Simply put, we gained their trust by being respectful and honest, continually communicating with them.
What would you have liked to include in your film that didn’t make the cut?
Alix Blair: One winter’s night Alex butchered a hog. He tied it up between two trees and use a single spotlight to illuminate his work. Steam rose off the pig’s body and Alex worked with deep focus into the late hours of the night. There was ice on the ground. It was a quiet, night scene of Alex being the farmer he wants to be, working with an animal he raised, and trying to figure things out that were new to him, moving with a mix of insecurity and confidence. It got so cold that the camera eventually stopped working but not before Alex set his tools down and went to sleep.
Do you have a scene in your film that is especially a favorite or made the most impact on you?

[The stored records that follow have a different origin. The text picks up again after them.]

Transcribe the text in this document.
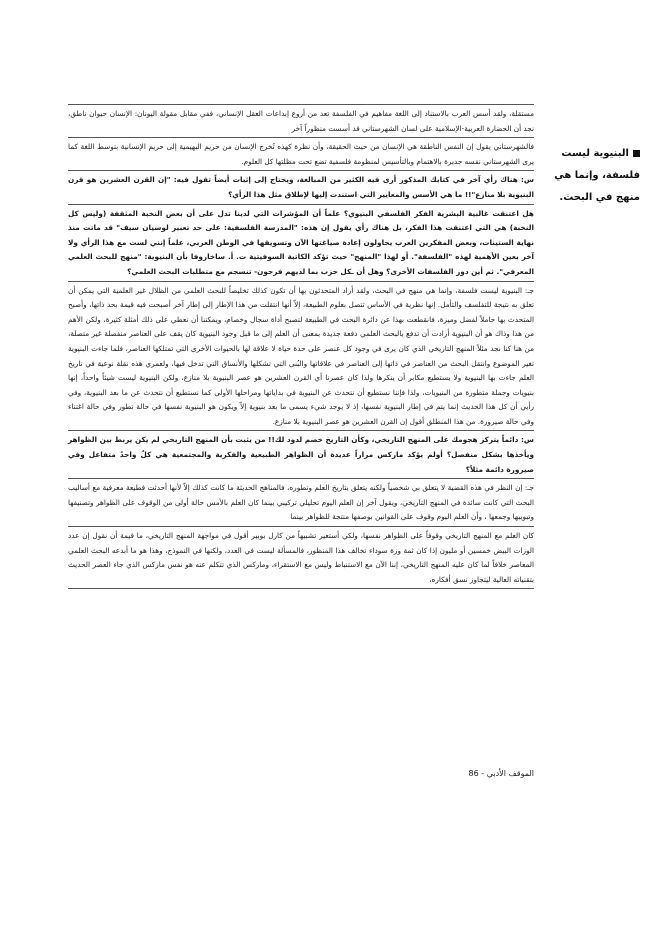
البنيوية ليست فلسفة، وإنما هي منهج في البحث.

مستقلة، ولقد أسس العرب بالاستناد إلى اللغة مفاهيم في الفلسفة تعد من أروع إبداعات العقل الإنساني، ففي مقابل مقولة اليونان: الإنسان حيوان ناطق، نجد أن الحضارة العربية-الإسلامية على لسان الشهرستاني قد أسست منظوراً آخر

فالشهرستاني يقول إن النفس الناطقة هي الإنسان من حيث الحقيقة، وأن نظرة كهذه تُخرج الإنسان من حريم البهيمية إلى حريم الإنسانية بتوسط اللغة كما يرى الشهرستاني نفسه جديرة بالاهتمام وبالتأسيس لمنظومة فلسفية تضع تحت مظلتها كل العلوم.

س: هناك رأي آخر في كتابك المذكور أرى فيه الكثير من المبالغة، ويحتاج إلى إثبات أيضاً تقول فيه: "إن القرن العشرين هو قرن البنيوية بلا منازع"!! ما هي الأسس والمعايير التي استندت إليها لإطلاق مثل هذا الرأي؟

هل اعتنقت غالبية البشرية الفكر الفلسفي البنيوي؟ علماً أن المؤشرات التي لدينا تدل على أن بعض النخبة المثقفة (وليس كل النخبة) هي التي اعتنقت هذا الفكر، بل هناك رأي يقول إن هذه: "المدرسة الفلسفية: على حد تعبير لوسيان سيف" قد ماتت منذ نهاية الستينات، وبعض المفكرين العرب يحاولون إعادة صياغتها الآن وتسويقها في الوطن العربي، علماً إنني لست مع هذا الرأي ولا آخر بعين الأهمية لهذه "الفلسفة". أو لهذا "المنهج" حيث تؤكد الكاتبة السوفيتية ت. أ. ساخاروفا بأن البنيوية: "منهج للبحث العلمي المعرفي". ثم أين دور الفلسفات الأخرى؟ وهل أن ـكل حزب بما لديهم فرحون- تنسجم مع متطلبات البحث العلمي؟

جـ: البنيوية ليست فلسفة، وإنما هي منهج في البحث، ولقد أراد المتحدثون بها أن تكون كذلك تخليصاً للبحث العلمي من الظلال غير العلمية التي يمكن أن تعلق به نتيجة للتفلسف والتأمل. إنها نظرية في الأساس تتصل بعلوم الطبيعة، إلاّ أنها انتقلت من هذا الإطار إلى إطار آخر أصبحت فيه قيمة بحد ذاتها، وأصبح المتحدث بها حاملاً لفضل وميزة، فانقطعت بهذا عن دائرة البحث في الطبيعة لتصبح أداة سجال وخصام، ويمكننا أن نعطي على ذلك أمثلة كثيرة، ولكن الأهم من هذا وذاك هو أن البنيوية أرادت أن تدفع بالبحث العلمي دفعة جديدة بمعنى أن العلم إلى ما قبل وجود البنيوية كان يقف على العناصر منفصلة غير متصلة، من هنا كنا نجد مثلاً المنهج التاريخي الذي كان يرى في وجود كل عنصر على حدة حياة لا علاقة لها بالحيوات الأخرى التي تمتلكها العناصر، فلما جاءت البنيوية تغير الموضوع وانتقل البحث من العناصر في ذاتها إلى العناصر في علاقاتها والبُنى التي تشكلها والأنساق التي تدخل فيها، ولعمري هذه نقلة نوعية في تاريخ العلم جاءت بها البنيوية ولا يستطيع مكابر أن ينكرها ولذا كان عصرنا أي القرن العشرين هو عصر البنيوية بلا منازع، ولكن البنيوية ليست شيئاً واحداً، إنها بنيويات وجملة متطورة من البنيويات، ولذا فإننا نستطيع أن نتحدث عن البنيوية في بداياتها ومراحلها الأولى كما نستطيع أن نتحدث عن ما بعد البنيوية، وفي رأيي أن كل هذا الحديث إنما يتم في إطار البنيوية نفسها، إذ لا يوجد شيء يسمى ما بعد بنيوية إلاّ ويكون هو البنيوية نفسها في حالة تطور وفي حالة اغتناء وفي حالة صيرورة. من هذا المنطلق أقول إن القرن العشرين هو عصر البنيوية بلا منازع.

س: دائماً يتركز هجومك على المنهج التاريخي، وكأن التاريخ خصم لدود لك!! من يثبت بأن المنهج التاريخي لم يكن يربط بين الظواهر ويأخذها بشكل منفصل؟ أولم يؤكد ماركس مراراً عديدة أن الظواهر الطبيعية والفكرية والمجتمعية هي كلٌ واحدٌ متفاعل وفي صيرورة دائمة مثلاً؟

جـ: إن النظر في هذه القضية لا يتعلق بي شخصياً ولكنه يتعلق بتاريخ العلم وتطوره، فالمناهج الحديثة ما كانت كذلك إلاّ لأنها أحدثت قطيعة معرفية مع أساليب البحث التي كانت سائدة في المنهج التاريخي، ويقول آخر إن العلم اليوم تحليلي تركيبي بينما كان العلم بالأمس حالة أولى من الوقوف على الظواهر وتصنيفها وتبويبها وجمعها ، وأن العلم اليوم وقوف على القوانين بوصفها منتجة للظواهر بينما

كان العلم مع المنهج التاريخي وقوفاً على الظواهر نفسها، ولكي أستعير تشبيهاً من كارل بوبير أقول في مواجهة المنهج التاريخي، ما قيمة أن نقول إن عدد الوزات البيض خمسين أو مليون إذا كان ثمة وزة سوداء تخالف هذا المنظور، فالمسألة ليست في العدد، ولكنها في النموذج، وهذا هو ما أبدعه البحث العلمي المعاصر خلافاً لما كان عليه المنهج التاريخي، إننا الآن مع الاستنباط وليس مع الاستقراء، وماركس الذي تتكلم عنه هو نفس ماركس الذي جاء العصر الحديث بتقنياته العالية ليتجاوز نسق أفكاره،

الموقف الأدبي - 86
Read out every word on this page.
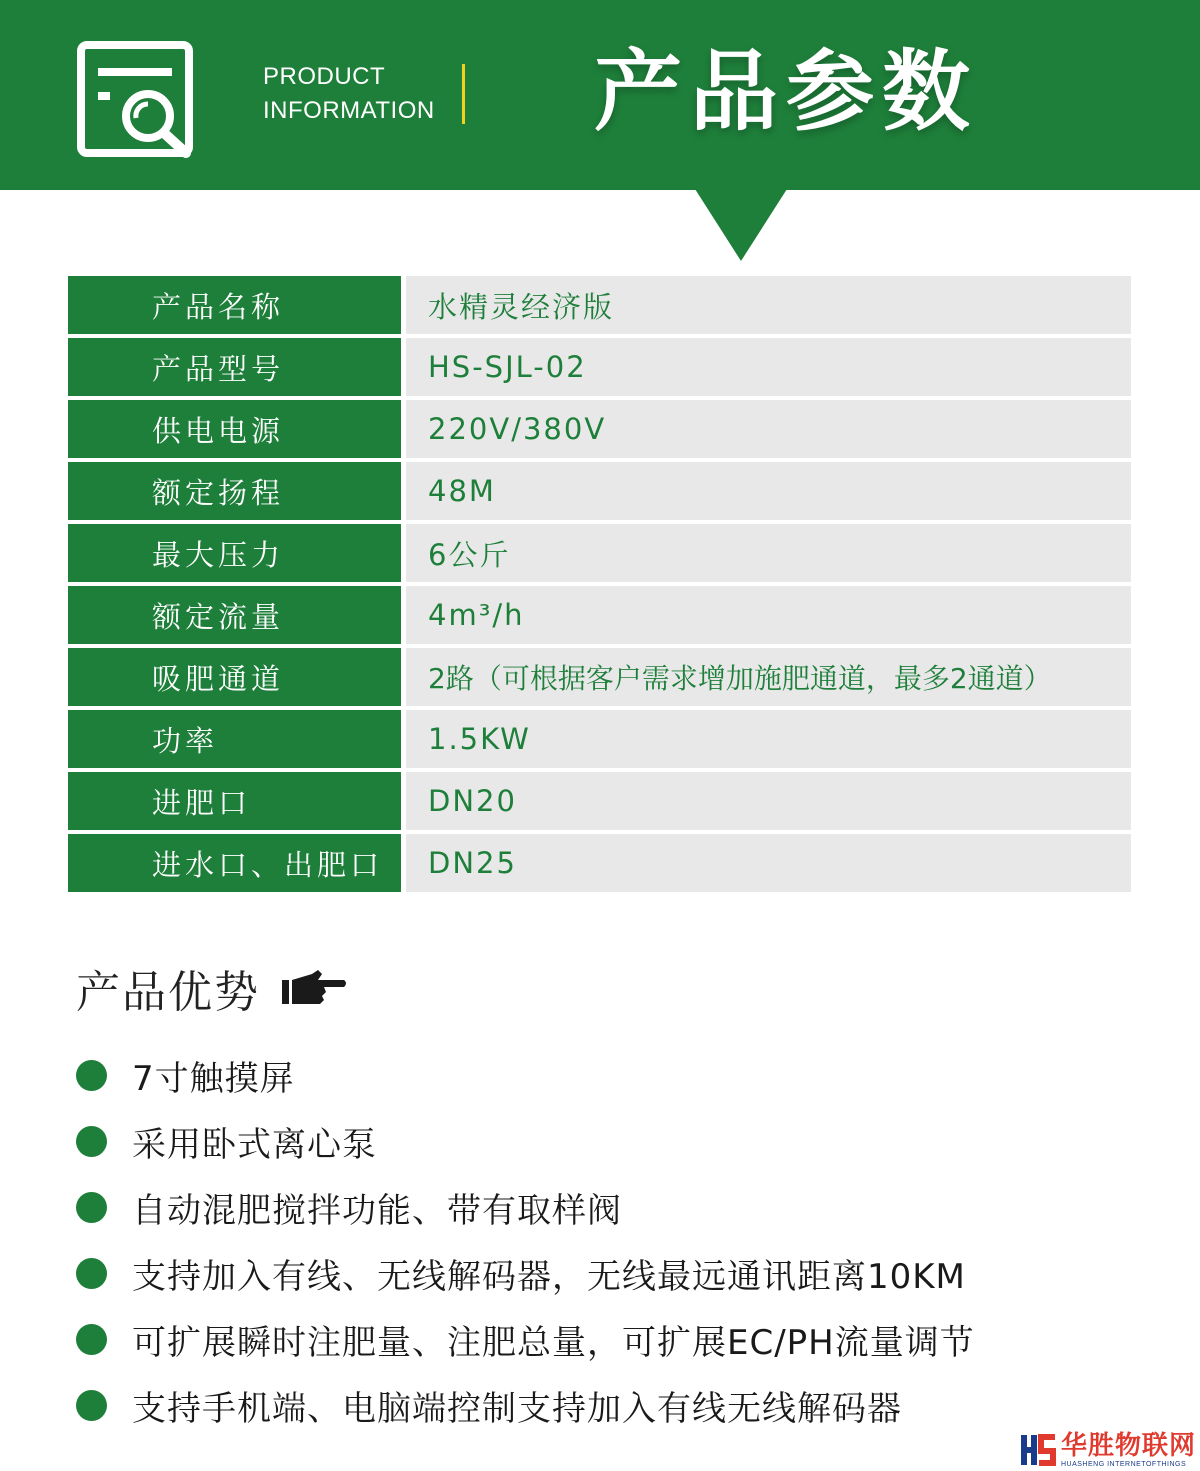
PRODUCT
INFORMATION 产品参数
产品名称	水精灵经济版
产品型号	HS-SJL-02
供电电源	220V/380V
额定扬程	48M
最大压力	6公斤
额定流量	4m³/h
吸肥通道	2路（可根据客户需求增加施肥通道，最多2通道）
功率	1.5KW
进肥口	DN20
进水口、出肥口	DN25
产品优势
7寸触摸屏
采用卧式离心泵
自动混肥搅拌功能、带有取样阀
支持加入有线、无线解码器，无线最远通讯距离10KM
可扩展瞬时注肥量、注肥总量，可扩展EC/PH流量调节
支持手机端、电脑端控制支持加入有线无线解码器
华胜物联网
HUASHENG INTERNETOFTHINGS
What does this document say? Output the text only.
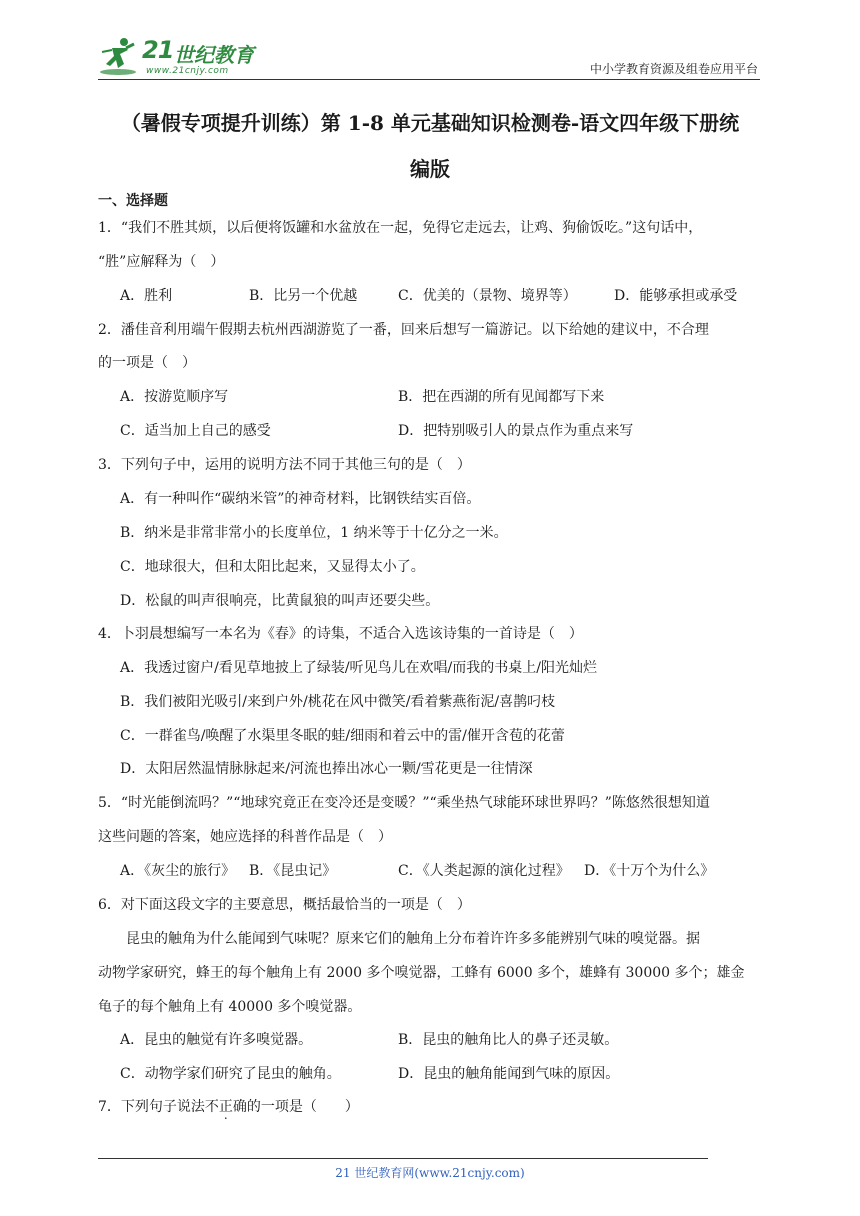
21 世纪教育
www.21cnjy.com	中小学教育资源及组卷应用平台
（暑假专项提升训练）第 1-8 单元基础知识检测卷-语文四年级下册统
编版
一、选择题
1．“我们不胜其烦，以后便将饭罐和水盆放在一起，免得它走远去，让鸡、狗偷饭吃。”这句话中，
“胜”应解释为（　）
A．胜利	B．比另一个优越	C．优美的（景物、境界等）	D．能够承担或承受
2．潘佳音利用端午假期去杭州西湖游览了一番，回来后想写一篇游记。以下给她的建议中，不合理
的一项是（　）
A．按游览顺序写	B．把在西湖的所有见闻都写下来
C．适当加上自己的感受	D．把特别吸引人的景点作为重点来写
3．下列句子中，运用的说明方法不同于其他三句的是（　）
A．有一种叫作“碳纳米管”的神奇材料，比钢铁结实百倍。
B．纳米是非常非常小的长度单位，1 纳米等于十亿分之一米。
C．地球很大，但和太阳比起来，又显得太小了。
D．松鼠的叫声很响亮，比黄鼠狼的叫声还要尖些。
4．卜羽晨想编写一本名为《春》的诗集，不适合入选该诗集的一首诗是（　）
A．我透过窗户/看见草地披上了绿装/听见鸟儿在欢唱/而我的书桌上/阳光灿烂
B．我们被阳光吸引/来到户外/桃花在风中微笑/看着紫燕衔泥/喜鹊叼枝
C．一群雀鸟/唤醒了水渠里冬眠的蛙/细雨和着云中的雷/催开含苞的花蕾
D．太阳居然温情脉脉起来/河流也捧出冰心一颗/雪花更是一往情深
5．“时光能倒流吗？”“地球究竟正在变冷还是变暖？”“乘坐热气球能环球世界吗？”陈悠然很想知道
这些问题的答案，她应选择的科普作品是（　）
A．《灰尘的旅行》 B．《昆虫记》	C．《人类起源的演化过程》 D．《十万个为什么》
6．对下面这段文字的主要意思，概括最恰当的一项是（　）
　　昆虫的触角为什么能闻到气味呢？原来它们的触角上分布着许许多多能辨别气味的嗅觉器。据
动物学家研究，蜂王的每个触角上有 2000 多个嗅觉器，工蜂有 6000 多个，雄蜂有 30000 多个；雄金
龟子的每个触角上有 40000 多个嗅觉器。
A．昆虫的触觉有许多嗅觉器。	B．昆虫的触角比人的鼻子还灵敏。
C．动物学家们研究了昆虫的触角。	D．昆虫的触角能闻到气味的原因。
7．下列句子说法不正确的一项是（　　）
21 世纪教育网(www.21cnjy.com)
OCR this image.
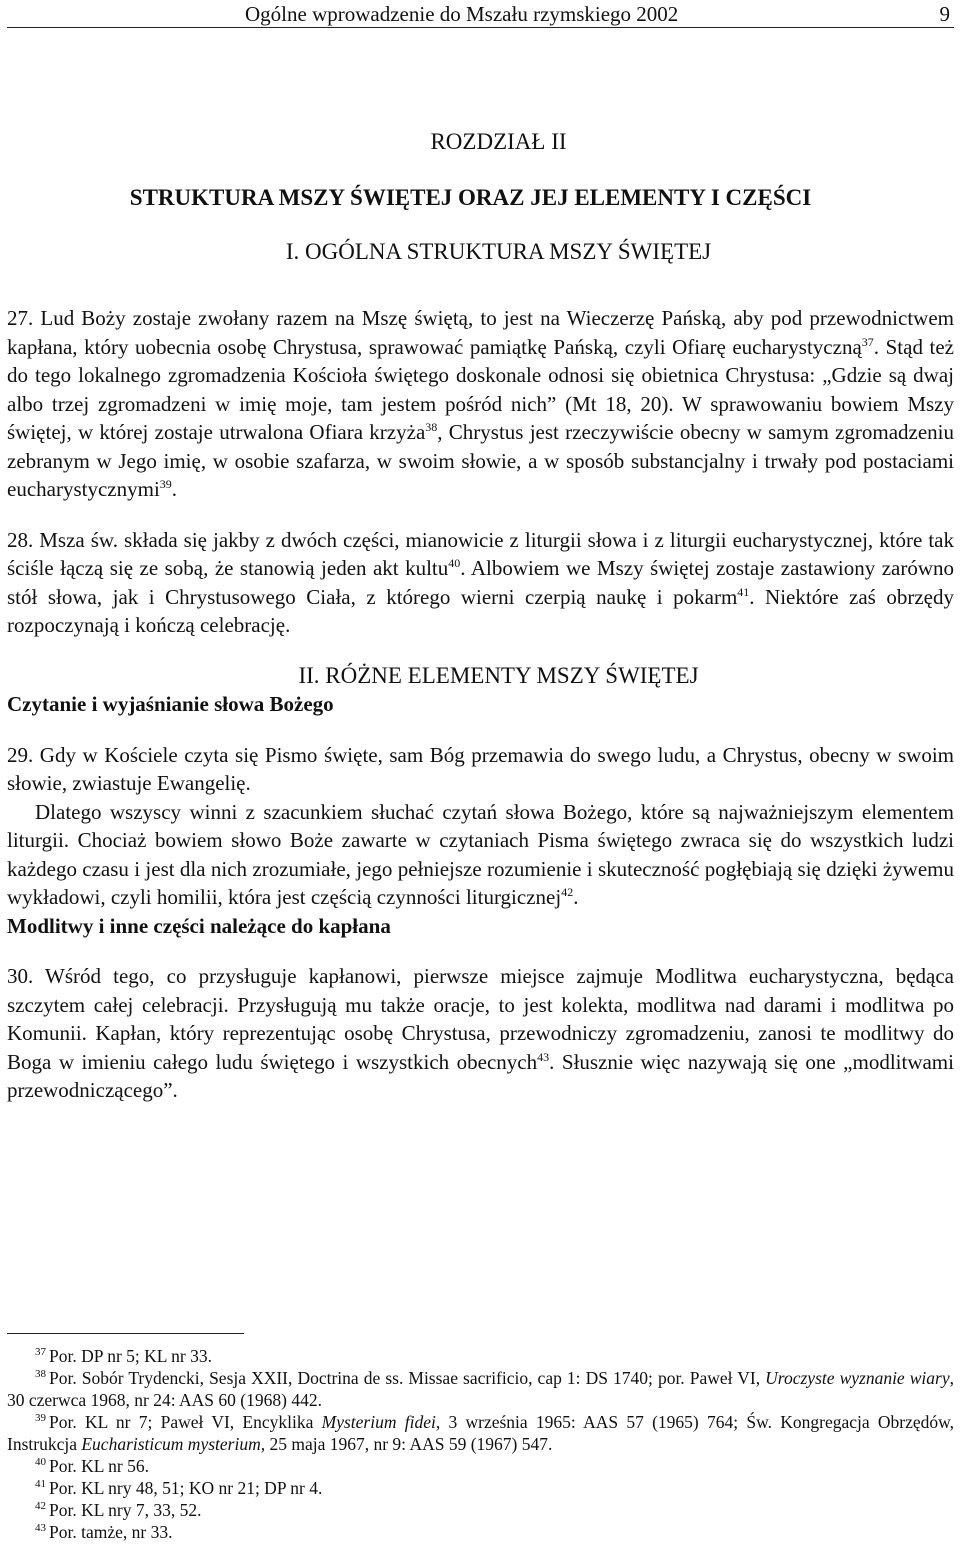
Ogólne wprowadzenie do Mszału rzymskiego 2002	9
ROZDZIAŁ II
STRUKTURA MSZY ŚWIĘTEJ ORAZ JEJ ELEMENTY I CZĘŚCI
I. OGÓLNA STRUKTURA MSZY ŚWIĘTEJ

27. Lud Boży zostaje zwołany razem na Mszę świętą, to jest na Wieczerzę Pańską, aby pod przewodnictwem kapłana, który uobecnia osobę Chrystusa, sprawować pamiątkę Pańską, czyli Ofiarę eucharystyczną$^{37}$. Stąd też do tego lokalnego zgromadzenia Kościoła świętego doskonale odnosi się obietnica Chrystusa: „Gdzie są dwaj albo trzej zgromadzeni w imię moje, tam jestem pośród nich” (Mt 18, 20). W sprawowaniu bowiem Mszy świętej, w której zostaje utrwalona Ofiara krzyża$^{38}$, Chrystus jest rzeczywiście obecny w samym zgromadzeniu zebranym w Jego imię, w osobie szafarza, w swoim słowie, a w sposób substancjalny i trwały pod postaciami eucharystycznymi$^{39}$.

28. Msza św. składa się jakby z dwóch części, mianowicie z liturgii słowa i z liturgii eucharystycznej, które tak ściśle łączą się ze sobą, że stanowią jeden akt kultu$^{40}$. Albowiem we Mszy świętej zostaje zastawiony zarówno stół słowa, jak i Chrystusowego Ciała, z którego wierni czerpią naukę i pokarm$^{41}$. Niektóre zaś obrzędy rozpoczynają i kończą celebrację.

II. RÓŻNE ELEMENTY MSZY ŚWIĘTEJ

Czytanie i wyjaśnianie słowa Bożego

29. Gdy w Kościele czyta się Pismo święte, sam Bóg przemawia do swego ludu, a Chrystus, obecny w swoim słowie, zwiastuje Ewangelię.

Dlatego wszyscy winni z szacunkiem słuchać czytań słowa Bożego, które są najważniejszym elementem liturgii. Chociaż bowiem słowo Boże zawarte w czytaniach Pisma świętego zwraca się do wszystkich ludzi każdego czasu i jest dla nich zrozumiałe, jego pełniejsze rozumienie i skuteczność pogłębiają się dzięki żywemu wykładowi, czyli homilii, która jest częścią czynności liturgicznej$^{42}$.

Modlitwy i inne części należące do kapłana

30. Wśród tego, co przysługuje kapłanowi, pierwsze miejsce zajmuje Modlitwa eucharystyczna, będąca szczytem całej celebracji. Przysługują mu także oracje, to jest kolekta, modlitwa nad darami i modlitwa po Komunii. Kapłan, który reprezentując osobę Chrystusa, przewodniczy zgromadzeniu, zanosi te modlitwy do Boga w imieniu całego ludu świętego i wszystkich obecnych$^{43}$. Słusznie więc nazywają się one „modlitwami przewodniczącego”.

$^{37}$ Por. DP nr 5; KL nr 33.

$^{38}$ Por. Sobór Trydencki, Sesja XXII, Doctrina de ss. Missae sacrificio, cap 1: DS 1740; por. Paweł VI, Uroczyste wyznanie wiary, 30 czerwca 1968, nr 24: AAS 60 (1968) 442.

$^{39}$ Por. KL nr 7; Paweł VI, Encyklika Mysterium fidei, 3 września 1965: AAS 57 (1965) 764; Św. Kongregacja Obrzędów, Instrukcja Eucharisticum mysterium, 25 maja 1967, nr 9: AAS 59 (1967) 547.

$^{40}$ Por. KL nr 56.

$^{41}$ Por. KL nry 48, 51; KO nr 21; DP nr 4.

$^{42}$ Por. KL nry 7, 33, 52.

$^{43}$ Por. tamże, nr 33.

Favorite: One of our favorite scenes is Alex dancing for Jessie at his wedding. In an otherwise predictable wedding mix of oldies hits and country music, Flo Rida’s club song “Low (Apple Bottom Jeans)” comes over the stereo, and as Jessie stands beside Alex on the dance floor, he breaks into a loosely choreographed dance, consciously making fun of himself but beamingly happy to do so. Even though we’ve seen the scene over a 100 times now, we smile and laugh every single time. It’s a rare moment to see Alex so happy and comfortable with being silly, letting his guard down enough to make a fool of himself for the benefit of others.
Alex at his wedding
Most impact: The scene we call the “flock swap” made a huge impact on us. Jeremy was filming by himself that day, while Alex and Jessie brought animals to an informal market for farmers to buy and sell livestock. Jeremy is filming Alex as something behind the camera catches Alex’s attention and makes him go for his gun. It’s an incredibly rare moment in which Alex’s PTSD is triggered on camera. It is a powerful window for civilians to look into the world of what it’s like to live daily with the trauma of war constantly around you.
Why do you think Alex doesn’t seem to be getting the care that he really needs?
Veteran mental health, en masse, experiences many difficult obstacles between the person and the treatment. The most effective treatments are long term and labor intensive, both for the healthcare system and the individual. Shorter term, symptom-based treatments often involve relying on heavy medication, which can be exacerbated by the number of different doctors involved with an individual.
Additionally, there are real complications as veterans transition from Department of Defense (DOD), which provides them care while they are active soldiers, to care from Veterans’ Affairs (VA), and the focus of the treatment changes. Veterans often have both a stigma and a distrust built in from their previous care before reaching the VA, making the task even more difficult for a system with stretched resources. Unfortunately, Alex’s inability to find the right support is fairly common amongst veterans of the Iraq and Afghanistan Wars, despite the tremendous dedication and hard work from the VA’s staff.
What are your three favorite/most influential documentaries or feature films?
Alix Blair: Cameraperson (doc), The Girl in the River (doc), The Machine Which Makes Everything Disappear (doc), Tell Spring Not to Come this Year (Doc).
D.L. Anderson: These three films had a great influence on my understanding of film: Burden of Dreams (Les Blank’s doc), Salesman (1969, Maysles brother doc), O Brother, Where Art Thou? (Coen Bros. feature)
Do you have any updates on how the Suttons are doing?
Many people ask this and the answer is: they’re doing the same. Alex is still struggling to figure out the medication combination that works for him, they still trying to make the farm a sustainable lifestyle for their family. Their children are growing. Some days are better than others, and that’s the reality of life for veterans facing invisible wounds. As Jessie says, “It might get better. But it might not.”